Image Courtesy of Transgressive

Image Courtesy of Transgressive

By John Martin

Julia Jacklin has always worn her heart on her sleeve. The Australian singer-songwriter first drew listeners to her confessional brand of alt-country with singles like “Pool Party” and “Coming of Age” off of her 2016 debut Don’t Let the Kids Win. Wise beyond her years, Jacklin waltzed in ¾ time, mourning the loss of her youth in what bordered on a musical midlife crisis. On her sophomore album, Crushing, she hones that aged and wondrous energy, tightening her focus on love’s disillusionment and eventual dissolution. With a voice that can bring you to tears and guitars that can cut you apart, she explores the complications of her own breakup and ruminates on the version of her life that follows.

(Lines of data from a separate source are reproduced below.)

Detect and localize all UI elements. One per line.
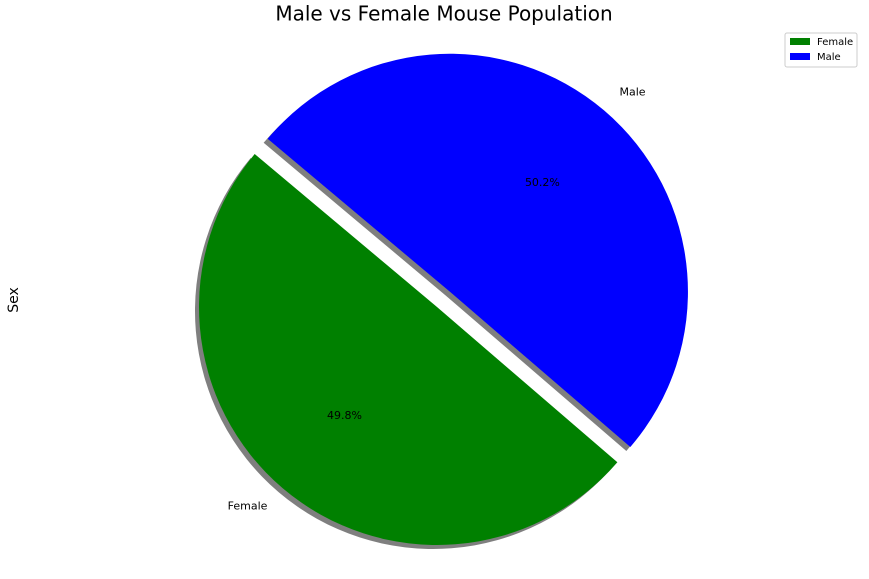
chart-title: Male vs Female Mouse Population — [275, 2, 612, 26]
wedge — [267, 53, 688, 448]
legend-label: Female — [817, 37, 853, 48]
legend-swatch — [790, 53, 810, 60]
legend-swatch — [790, 38, 810, 45]
wedge-label: Male — [619, 85, 645, 98]
legend-label: Male — [817, 52, 841, 63]
wedge-label: Female — [228, 499, 268, 512]
value-label: 49.8% — [327, 409, 362, 422]
wedge — [198, 154, 618, 546]
value-label: 50.2% — [525, 176, 560, 189]
y-axis-label: Sex — [6, 287, 22, 313]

An intentionally vague title like Crushing practically begs the listener to explore its plurality of meaning: crushing on someone, crushing something physically, the feeling of being emotionally crushed by an indescribable weight. And while Crushing is certainly a new entry in the canon of great breakup albums, Jacklin is going for something more heart-wrenching than typical relationship drama. The album opens with sobering stillness. On the opening track “Body”, Jacklin tells, in vivid clarity, a story of getting thrown off of an airplane after her boyfriend is caught smoking in the lavatory, all while marching deliberately to a pounding kick drum and a thundering bass line in a style reminiscent of Fleetwood Mac’s “The Chain”. She languishes, “Right there on the Sydney tarmac/I took my luggage down/Said ‘I’m gonna leave you/I’m not a good woman when you’re around’”, as if to grab listeners by the shoulders and inform us that Crushing is not going to be a joyous endeavour.

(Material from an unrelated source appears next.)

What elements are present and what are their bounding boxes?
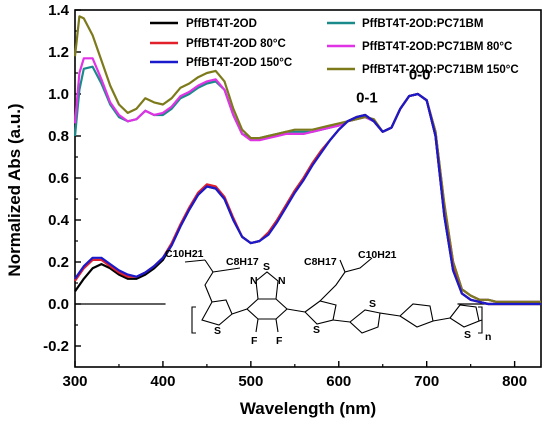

That’s not to say it’s all doom and gloom. Instead, Crushing is a prism, refracting a full spectrum of sentiments one can feel after a breakup. Jacklin longs for stasis on “Don’t Know How to Keep Loving You” (“I want your mother to stay friends with mine”). On “Good Guy”, she pleads to a hook-up, “Tell me I’m the love of your life/Even if you don’t feel it,” although she sings “I don’t ever want anyone to take your place” about her ex-boyfriend earlier on the album. “Pressure to Party” finds her grappling with internalized anxieties about how to behave in the wake of a failed relationship. In a hearty yelp (almost a yodel), she rails against phrases like ‘you gotta get back out there’ and resolves to be isolated until she “[tries] to love again soon”. It’s frenzied moments of elation like these that portray her as more of an agent than a victim.

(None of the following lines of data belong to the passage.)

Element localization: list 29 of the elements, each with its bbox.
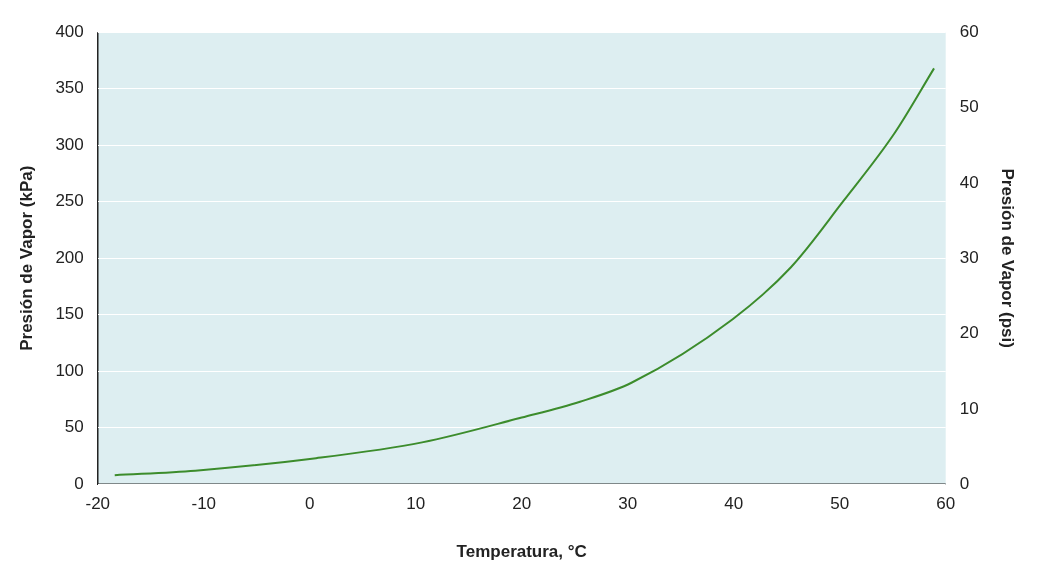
y2-tick-label: 60 bbox=[959, 21, 979, 41]
y-tick-label: 250 bbox=[55, 191, 84, 211]
y-tick-label: 400 bbox=[55, 21, 84, 41]
x-tick-label: 0 bbox=[305, 494, 315, 514]
y2-tick-label: 40 bbox=[959, 172, 979, 192]
x-tick-label: 10 bbox=[406, 494, 426, 514]
x-tick-label: 50 bbox=[830, 494, 850, 514]
y-tick-label: 100 bbox=[55, 360, 84, 380]
y-tick-label: 300 bbox=[55, 134, 84, 154]
y2-tick-label: 10 bbox=[959, 398, 979, 418]
x-tick-label: 30 bbox=[618, 494, 638, 514]
x-tick-label: 40 bbox=[724, 494, 744, 514]
x-tick-label: -10 bbox=[191, 494, 217, 514]
y2-tick-label: 0 bbox=[959, 473, 970, 493]
x-tick-label: 20 bbox=[512, 494, 532, 514]
y-tick-label: 200 bbox=[55, 247, 84, 267]
y2-tick-label: 20 bbox=[959, 323, 979, 343]
y2-axis-title: Presión de Vapor (psi) bbox=[998, 168, 1018, 348]
line-series bbox=[113, 67, 936, 477]
y2-tick-label: 30 bbox=[959, 247, 979, 267]
x-tick-label: -20 bbox=[85, 494, 111, 514]
x-tick-label: 60 bbox=[936, 494, 956, 514]
y-tick-label: 350 bbox=[55, 78, 84, 98]
x-axis-title: Temperatura, °C bbox=[456, 542, 587, 562]
y-tick-label: 0 bbox=[74, 473, 84, 493]
y2-tick-label: 50 bbox=[959, 97, 979, 117]
y-axis-title: Presión de Vapor (kPa) bbox=[16, 165, 36, 351]
y-tick-label: 150 bbox=[55, 304, 84, 324]
y-tick-label: 50 bbox=[64, 417, 84, 437]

Jacklin draws a throughline of body reclamation and self-empowerment throughout the album. On “Head Alone”, she virtually screams “I had your back more than I had mine!” through breathy sighs as wailing guitars create one of the most cathartic moments on Crushing. But instead of fixating on regrettable devotion, she flips the script. Later on the ironically titled “You Were Right”, she sings “I started listening to your favorite band the night I stopped listening to you”, as a veritable ‘fuck you’ to her ex. Though Jacklin laments formerly being accommodating, she frames her path to self-ownership as both physical and mental. With lyrics like “I don’t want to be touched all the time/I raised my body up to be mine”, she entangles the shift toward empowerment with the rejection of oppressive physical touch. And in doing so, Crushing is as much of a lyrical masterclass as it is a feminist triumph.

This roaring energy comes to a climax three minutes into “Turn Me Down”, where her voice builds from a whimper to a demand while repeating the titular phrase in a cascading melody. Reports say that Jacklin broke down on the floor of her studio while recording takes of this section. If it weren’t so awe-inspiring, the song would honestly be painful to listen to. But in Jacklin’s hands, the pain is mediated by striking confessional narratives and songwriting that could stop you in your tracks. The final moments on Crushing are as solemn and entrancing as the first, culminating in a statement of resignation: “I can’t be the one to hold you/When I was the one who left.”